By Herbert Teo
Having left Singapore almost 30 years ago, technology has allowed me to follow my country of birth’s birthday on August 9 as though I was there sitting in the stands in front of Marina Bay’s Floating Platform.
This year’s Singapore celebrated its 48th year of independence. The NDP has transformed itself from just pure military and marching to multimedia, colours, lights, fireworks and everything else. I follow the parade almost every year when I can because I almost became a life member of NDPs, having religiously being part of eight NDPs when I worked for the Port of Singapore Authority. I was also in the army cadets in school and the marching and uniforms and precision reaction to drill commands were close to my heart.
2013 was all of that and more. As usual, the Oos and the Aahs were very much more for all the men in their wonderful flying machines as the jetfighters and helicopters roared overhead. The might of the military was shown in its powerful killing machines, weaponry and naval prowess. Singapore was a safe place to be.
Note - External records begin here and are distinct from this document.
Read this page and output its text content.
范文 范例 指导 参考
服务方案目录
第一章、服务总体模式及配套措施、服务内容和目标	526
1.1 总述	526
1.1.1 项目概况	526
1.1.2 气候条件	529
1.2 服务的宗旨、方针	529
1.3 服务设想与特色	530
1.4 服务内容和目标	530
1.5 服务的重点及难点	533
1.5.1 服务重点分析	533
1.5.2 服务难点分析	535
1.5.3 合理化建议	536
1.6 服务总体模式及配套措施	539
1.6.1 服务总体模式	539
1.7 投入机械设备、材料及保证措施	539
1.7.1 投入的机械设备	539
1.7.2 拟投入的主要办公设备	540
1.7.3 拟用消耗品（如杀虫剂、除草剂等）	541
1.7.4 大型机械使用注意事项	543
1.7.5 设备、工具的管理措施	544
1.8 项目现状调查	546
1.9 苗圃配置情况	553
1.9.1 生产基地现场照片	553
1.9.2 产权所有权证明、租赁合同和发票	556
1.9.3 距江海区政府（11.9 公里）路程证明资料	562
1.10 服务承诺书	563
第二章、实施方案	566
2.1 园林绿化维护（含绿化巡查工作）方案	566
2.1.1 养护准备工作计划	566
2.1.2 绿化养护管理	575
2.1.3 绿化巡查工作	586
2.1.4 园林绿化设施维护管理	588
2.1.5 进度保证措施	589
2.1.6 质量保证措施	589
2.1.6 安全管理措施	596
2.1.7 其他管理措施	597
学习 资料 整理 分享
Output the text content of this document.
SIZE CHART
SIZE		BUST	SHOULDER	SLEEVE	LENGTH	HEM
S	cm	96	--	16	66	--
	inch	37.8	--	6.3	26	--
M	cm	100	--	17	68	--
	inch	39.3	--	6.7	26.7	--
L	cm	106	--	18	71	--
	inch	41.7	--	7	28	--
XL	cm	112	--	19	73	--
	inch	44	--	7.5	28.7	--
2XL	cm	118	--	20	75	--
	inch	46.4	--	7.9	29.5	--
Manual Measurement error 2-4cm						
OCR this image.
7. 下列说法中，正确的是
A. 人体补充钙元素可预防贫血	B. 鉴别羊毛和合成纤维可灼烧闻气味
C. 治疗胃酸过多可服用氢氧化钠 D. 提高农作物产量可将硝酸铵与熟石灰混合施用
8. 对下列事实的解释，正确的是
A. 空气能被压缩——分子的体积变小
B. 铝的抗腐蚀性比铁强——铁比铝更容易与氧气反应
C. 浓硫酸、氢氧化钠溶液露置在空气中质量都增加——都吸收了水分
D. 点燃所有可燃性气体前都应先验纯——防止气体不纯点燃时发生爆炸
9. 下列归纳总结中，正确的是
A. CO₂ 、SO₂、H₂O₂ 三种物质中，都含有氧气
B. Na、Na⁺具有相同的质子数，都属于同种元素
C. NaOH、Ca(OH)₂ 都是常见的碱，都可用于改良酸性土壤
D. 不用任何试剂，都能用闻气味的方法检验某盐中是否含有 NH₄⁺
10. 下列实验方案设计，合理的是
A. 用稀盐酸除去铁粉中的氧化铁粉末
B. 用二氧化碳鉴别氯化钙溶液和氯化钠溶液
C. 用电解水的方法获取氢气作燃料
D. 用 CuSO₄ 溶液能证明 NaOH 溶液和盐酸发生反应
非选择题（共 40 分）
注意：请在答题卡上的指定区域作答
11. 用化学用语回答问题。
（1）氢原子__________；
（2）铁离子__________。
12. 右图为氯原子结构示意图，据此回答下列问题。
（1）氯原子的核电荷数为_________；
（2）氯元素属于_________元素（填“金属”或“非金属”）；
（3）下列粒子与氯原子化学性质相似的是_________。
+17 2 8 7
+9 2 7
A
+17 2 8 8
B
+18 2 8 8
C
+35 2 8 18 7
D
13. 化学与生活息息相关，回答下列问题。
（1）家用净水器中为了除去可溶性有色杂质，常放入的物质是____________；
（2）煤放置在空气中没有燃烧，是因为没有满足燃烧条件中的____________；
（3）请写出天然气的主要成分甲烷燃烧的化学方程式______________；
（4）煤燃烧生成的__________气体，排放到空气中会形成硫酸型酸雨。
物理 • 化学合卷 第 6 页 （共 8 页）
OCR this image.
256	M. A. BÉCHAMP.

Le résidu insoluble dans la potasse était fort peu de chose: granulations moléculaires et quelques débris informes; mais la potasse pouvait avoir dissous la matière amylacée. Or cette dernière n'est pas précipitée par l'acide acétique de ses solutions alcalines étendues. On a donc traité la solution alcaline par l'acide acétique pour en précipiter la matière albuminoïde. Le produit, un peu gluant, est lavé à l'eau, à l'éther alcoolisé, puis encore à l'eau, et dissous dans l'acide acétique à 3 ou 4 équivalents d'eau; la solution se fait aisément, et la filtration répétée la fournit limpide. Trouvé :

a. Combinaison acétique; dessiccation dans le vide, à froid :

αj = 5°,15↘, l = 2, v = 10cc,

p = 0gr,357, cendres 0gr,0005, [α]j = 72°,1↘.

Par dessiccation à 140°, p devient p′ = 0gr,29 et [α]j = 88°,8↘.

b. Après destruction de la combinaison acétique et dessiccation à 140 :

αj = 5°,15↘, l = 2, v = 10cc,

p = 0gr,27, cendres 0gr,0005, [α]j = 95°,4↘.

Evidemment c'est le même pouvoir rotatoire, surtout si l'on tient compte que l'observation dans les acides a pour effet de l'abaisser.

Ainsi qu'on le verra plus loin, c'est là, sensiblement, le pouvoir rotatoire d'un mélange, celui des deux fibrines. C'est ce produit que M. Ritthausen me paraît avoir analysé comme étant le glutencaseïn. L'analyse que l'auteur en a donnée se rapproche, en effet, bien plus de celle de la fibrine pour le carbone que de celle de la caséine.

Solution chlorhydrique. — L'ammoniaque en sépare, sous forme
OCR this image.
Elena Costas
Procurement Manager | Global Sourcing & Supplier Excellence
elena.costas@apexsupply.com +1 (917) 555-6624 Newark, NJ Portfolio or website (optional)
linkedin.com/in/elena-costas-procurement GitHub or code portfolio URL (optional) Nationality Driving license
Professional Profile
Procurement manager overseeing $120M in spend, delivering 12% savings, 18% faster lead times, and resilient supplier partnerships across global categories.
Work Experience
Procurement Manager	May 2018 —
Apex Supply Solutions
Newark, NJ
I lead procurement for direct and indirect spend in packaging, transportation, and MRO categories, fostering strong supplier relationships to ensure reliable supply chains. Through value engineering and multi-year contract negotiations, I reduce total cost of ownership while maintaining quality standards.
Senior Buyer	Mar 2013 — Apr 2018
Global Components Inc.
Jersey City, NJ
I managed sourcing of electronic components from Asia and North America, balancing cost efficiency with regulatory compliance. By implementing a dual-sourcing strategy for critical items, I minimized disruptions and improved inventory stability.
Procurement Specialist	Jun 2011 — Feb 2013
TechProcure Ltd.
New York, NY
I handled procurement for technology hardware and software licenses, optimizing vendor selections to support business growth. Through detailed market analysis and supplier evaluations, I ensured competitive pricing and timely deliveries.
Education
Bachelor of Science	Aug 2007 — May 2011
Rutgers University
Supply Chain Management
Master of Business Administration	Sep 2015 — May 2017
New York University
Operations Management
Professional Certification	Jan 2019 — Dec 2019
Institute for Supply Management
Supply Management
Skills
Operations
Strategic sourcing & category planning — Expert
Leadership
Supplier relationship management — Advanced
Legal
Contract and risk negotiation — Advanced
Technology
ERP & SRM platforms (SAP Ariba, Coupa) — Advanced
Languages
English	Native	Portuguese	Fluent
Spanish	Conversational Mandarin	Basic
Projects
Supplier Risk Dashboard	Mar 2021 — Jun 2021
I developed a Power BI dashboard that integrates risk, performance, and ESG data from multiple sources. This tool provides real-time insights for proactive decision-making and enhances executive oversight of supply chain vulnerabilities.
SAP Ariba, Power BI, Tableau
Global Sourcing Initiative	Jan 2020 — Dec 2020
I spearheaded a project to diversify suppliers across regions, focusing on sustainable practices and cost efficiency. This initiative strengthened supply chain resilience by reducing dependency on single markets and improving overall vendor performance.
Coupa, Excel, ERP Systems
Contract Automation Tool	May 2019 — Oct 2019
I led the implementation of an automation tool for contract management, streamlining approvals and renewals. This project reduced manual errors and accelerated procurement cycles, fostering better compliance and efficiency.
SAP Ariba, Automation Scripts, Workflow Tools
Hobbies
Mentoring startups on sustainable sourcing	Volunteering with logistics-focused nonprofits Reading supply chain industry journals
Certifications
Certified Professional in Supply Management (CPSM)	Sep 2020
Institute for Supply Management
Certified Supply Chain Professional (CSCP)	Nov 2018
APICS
But it was not all hardness in the NDP. Over the years, as Singapore matures, the softer edges are appearing. The children on stage were just beautiful. Not only beautiful in their colorful costumes highlighted by good lighting and multimedia. I could sense it in their voices as they sung, their pride in their dancing, and mostly in the smiles on their faces. They were happy, and proud, to be Singaporean.
However, all the glitter and gold, and pomp and ceremony, could not detract me from one figure as he sat in the terraces amongst his fellow junior cabinet members. He looked frail because of his years. His hair was white and wispy. His face has aged considerably. I could not but feel the pain of a father. This man is none other than the founding father of modern Singapore, Mr. Lee Kuan Yew.
I asked myself, with all the grandeur, all the skyscrapers, all the wonderful airports, seaports and mass transit systems, WHERE IS THE LOVE? Do Singaporeans really know how to show love, and I don’t mean in a sexual way? Do Singaporeans know how to give, and receive, compliments?
I said to my wife, who was watching with me, wouldn’t it have been so nice if Prime Minister Lee Hsien Loong had walked up to his father, hugged him, shook his hand and maybe invited him to sit next to the Prime Minister of Singapore? Don’t talk to me about protocol? Mr. Lee Kuan Yew is the founder of modern Singapore! Can we not be flexible and give some respect, and compliment to where it is due, by letting him sit next to his son?
I sent a message on PM Lee Hsien Loong’s Facebook on how a fantastic public relations opportunity had gone a begging. I said, if he had done what I thought he should have done, it would have left a lasting legacy amongst all Singaporeans young and old of the love that he has for his father and the love that he has for the founder of modern Singapore. In addition, it would have endeared younger Singaporeans to the concept of filial piety, something so good that is being eroded with modernization and technology.
I did get a reply from his Page Administrator saying:
Thank you for taking time to share your thoughts with PM.
Best wishes Page Administrator
Deep in my heart I wish the Prime Minister could publicly love his father on National Day on national – and global – television. It would have been one fantastic show of love and filial piety for all Singaporeans to follow.
This single public gesture of love by a leader could have been like Roberta Flack’s & Donna Hathaway’s 1972 hit song WHERE IS THE LOVE that made it to number five on the Billboard Hot 100 list!